Swap agreement as a means of redressing planning damage
The legislator has provided in Article 36 of the Act of 27 March 2003 on planning
and spatial development for three types of claims to compensate for planning damage. In addition to the claims, Article 36(2) of the above Act also regulates a special institution aimed at compensating for planning damage. In fact, on the basis of the above provision, the municipality may offer the owner or perpetual usufructuary a replacement property. As of the date of conclusion of the swap agreement, the claims expire.

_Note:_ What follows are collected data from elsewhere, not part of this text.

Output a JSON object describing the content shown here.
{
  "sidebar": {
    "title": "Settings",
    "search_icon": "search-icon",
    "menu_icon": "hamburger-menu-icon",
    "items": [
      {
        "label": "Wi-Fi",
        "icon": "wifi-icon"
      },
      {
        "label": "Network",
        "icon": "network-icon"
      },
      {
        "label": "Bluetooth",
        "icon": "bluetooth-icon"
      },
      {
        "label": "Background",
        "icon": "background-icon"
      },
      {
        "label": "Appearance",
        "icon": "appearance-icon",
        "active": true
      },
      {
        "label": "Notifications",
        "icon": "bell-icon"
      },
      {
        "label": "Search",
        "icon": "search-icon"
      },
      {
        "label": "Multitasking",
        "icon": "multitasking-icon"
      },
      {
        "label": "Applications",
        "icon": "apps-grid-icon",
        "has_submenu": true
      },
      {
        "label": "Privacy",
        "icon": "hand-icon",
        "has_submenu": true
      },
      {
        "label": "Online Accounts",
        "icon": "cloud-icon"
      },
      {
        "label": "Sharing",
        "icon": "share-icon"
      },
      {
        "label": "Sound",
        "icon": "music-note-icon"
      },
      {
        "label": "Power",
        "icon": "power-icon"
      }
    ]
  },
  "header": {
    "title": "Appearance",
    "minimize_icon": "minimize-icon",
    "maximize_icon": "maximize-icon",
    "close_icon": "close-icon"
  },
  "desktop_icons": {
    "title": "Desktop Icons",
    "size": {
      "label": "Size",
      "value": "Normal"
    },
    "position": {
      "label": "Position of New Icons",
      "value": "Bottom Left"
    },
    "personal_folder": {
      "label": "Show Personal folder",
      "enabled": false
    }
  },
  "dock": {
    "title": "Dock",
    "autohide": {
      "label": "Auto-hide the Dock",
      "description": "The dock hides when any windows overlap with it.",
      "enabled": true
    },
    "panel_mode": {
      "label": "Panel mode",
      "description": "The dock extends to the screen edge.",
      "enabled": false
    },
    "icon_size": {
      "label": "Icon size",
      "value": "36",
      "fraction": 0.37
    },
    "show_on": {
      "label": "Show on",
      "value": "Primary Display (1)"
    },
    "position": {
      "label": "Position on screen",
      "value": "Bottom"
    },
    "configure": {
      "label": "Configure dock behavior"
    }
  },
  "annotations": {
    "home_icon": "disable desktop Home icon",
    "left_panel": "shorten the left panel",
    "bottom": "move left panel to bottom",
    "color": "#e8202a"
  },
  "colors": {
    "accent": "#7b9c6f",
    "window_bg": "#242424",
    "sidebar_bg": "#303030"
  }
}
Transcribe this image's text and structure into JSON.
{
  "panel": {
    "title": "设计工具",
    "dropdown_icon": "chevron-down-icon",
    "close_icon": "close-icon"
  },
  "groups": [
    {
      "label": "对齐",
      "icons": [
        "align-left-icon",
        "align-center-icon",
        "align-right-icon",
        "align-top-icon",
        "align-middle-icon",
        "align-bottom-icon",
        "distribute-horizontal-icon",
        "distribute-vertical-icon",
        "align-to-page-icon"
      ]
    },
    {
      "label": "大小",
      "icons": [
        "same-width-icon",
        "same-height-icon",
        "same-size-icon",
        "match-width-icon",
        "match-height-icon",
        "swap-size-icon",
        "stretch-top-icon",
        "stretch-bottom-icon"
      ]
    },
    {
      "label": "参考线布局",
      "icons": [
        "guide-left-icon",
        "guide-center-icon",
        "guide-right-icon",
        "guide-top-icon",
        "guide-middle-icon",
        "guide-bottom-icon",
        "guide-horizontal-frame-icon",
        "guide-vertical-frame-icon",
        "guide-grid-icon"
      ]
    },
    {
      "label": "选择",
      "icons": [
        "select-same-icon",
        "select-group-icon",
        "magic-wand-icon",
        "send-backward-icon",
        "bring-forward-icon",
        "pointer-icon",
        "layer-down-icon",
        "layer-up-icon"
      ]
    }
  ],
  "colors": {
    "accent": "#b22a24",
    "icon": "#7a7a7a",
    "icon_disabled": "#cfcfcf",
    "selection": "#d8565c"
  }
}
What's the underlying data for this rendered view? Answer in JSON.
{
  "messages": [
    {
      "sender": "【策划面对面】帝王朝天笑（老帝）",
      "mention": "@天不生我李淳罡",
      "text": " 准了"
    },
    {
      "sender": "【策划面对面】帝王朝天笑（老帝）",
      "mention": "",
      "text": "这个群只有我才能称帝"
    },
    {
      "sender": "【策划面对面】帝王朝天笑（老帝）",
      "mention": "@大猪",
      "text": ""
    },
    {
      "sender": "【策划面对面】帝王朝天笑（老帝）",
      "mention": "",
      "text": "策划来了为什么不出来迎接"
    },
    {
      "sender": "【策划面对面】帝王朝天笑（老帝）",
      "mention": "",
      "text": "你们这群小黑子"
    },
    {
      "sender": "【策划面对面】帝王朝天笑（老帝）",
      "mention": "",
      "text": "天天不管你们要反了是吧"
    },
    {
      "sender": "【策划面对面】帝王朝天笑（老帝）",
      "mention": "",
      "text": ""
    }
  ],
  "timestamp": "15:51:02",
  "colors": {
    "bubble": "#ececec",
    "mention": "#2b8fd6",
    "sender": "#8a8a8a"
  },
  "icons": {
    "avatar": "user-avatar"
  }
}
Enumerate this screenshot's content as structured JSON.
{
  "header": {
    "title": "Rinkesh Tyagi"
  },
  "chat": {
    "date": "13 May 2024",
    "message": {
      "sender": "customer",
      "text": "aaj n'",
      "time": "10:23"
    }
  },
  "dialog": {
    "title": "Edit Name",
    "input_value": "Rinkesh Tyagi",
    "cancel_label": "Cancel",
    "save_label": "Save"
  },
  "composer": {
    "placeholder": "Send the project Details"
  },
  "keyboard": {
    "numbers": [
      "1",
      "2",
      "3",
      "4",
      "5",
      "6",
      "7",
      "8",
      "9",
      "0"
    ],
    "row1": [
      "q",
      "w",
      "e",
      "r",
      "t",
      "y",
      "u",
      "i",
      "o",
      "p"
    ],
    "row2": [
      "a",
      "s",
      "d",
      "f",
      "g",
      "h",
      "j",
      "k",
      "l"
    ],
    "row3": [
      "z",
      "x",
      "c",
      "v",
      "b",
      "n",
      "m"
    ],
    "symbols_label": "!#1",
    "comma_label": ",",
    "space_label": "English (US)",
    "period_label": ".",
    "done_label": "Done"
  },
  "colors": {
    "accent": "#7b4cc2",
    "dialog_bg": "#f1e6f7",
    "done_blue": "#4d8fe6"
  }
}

Municipal consent required
It is important to note that this method of remedying planning damage requires the consent of the municipality. The opposite is true for the realisation of claims for compensation of planning damage. The realisation of claims under Article 36(1) and (3) of the above Act does not require the consent of the municipality. Instead, the conclusion of a swap agreement is effected by the submission of two consensual declarations of intent by both parties to the agreement, i.e. the municipality acquiring from the aggrieved person the property on which the planning damage has become apparent and the aggrieved person selling the property to the municipality. The effect of the swap agreement is the transfer of ownership of the property on which the adverse effects of the local plan have become apparent from the aggrieved person to the municipality and the transfer from the municipality to the aggrieved person of ownership of another property from among the resources of the municipality.
The selection of the replacement property is done in cooperation between the two parties, as is the implementation of this institution in general. The municipality cannot force the aggrieved party to accept a specific property designated by it, and the aggrieved party cannot demand the transfer of a property chosen by it from among those available in the municipality’s stock.
Principle of freedom of contract
The legislator does not elaborate on whether the value of the replacement property should correspond to the value of the property that the injured party sells to the municipality before the damage was caused. The parties are left free to determine the terms of the swap agreement. A swap agreement that results in the injured party receiving a property worth less than his own property from before the damage was caused will be valid (in the absence of other legal defects, of course). This does not mean, however, that the entity acting as the injured party must agree to accept the property designated by the municipality. In the absence of the willingness of the parties, the swap agreement does not come into effect and the aggrieved party is left with the judicial route.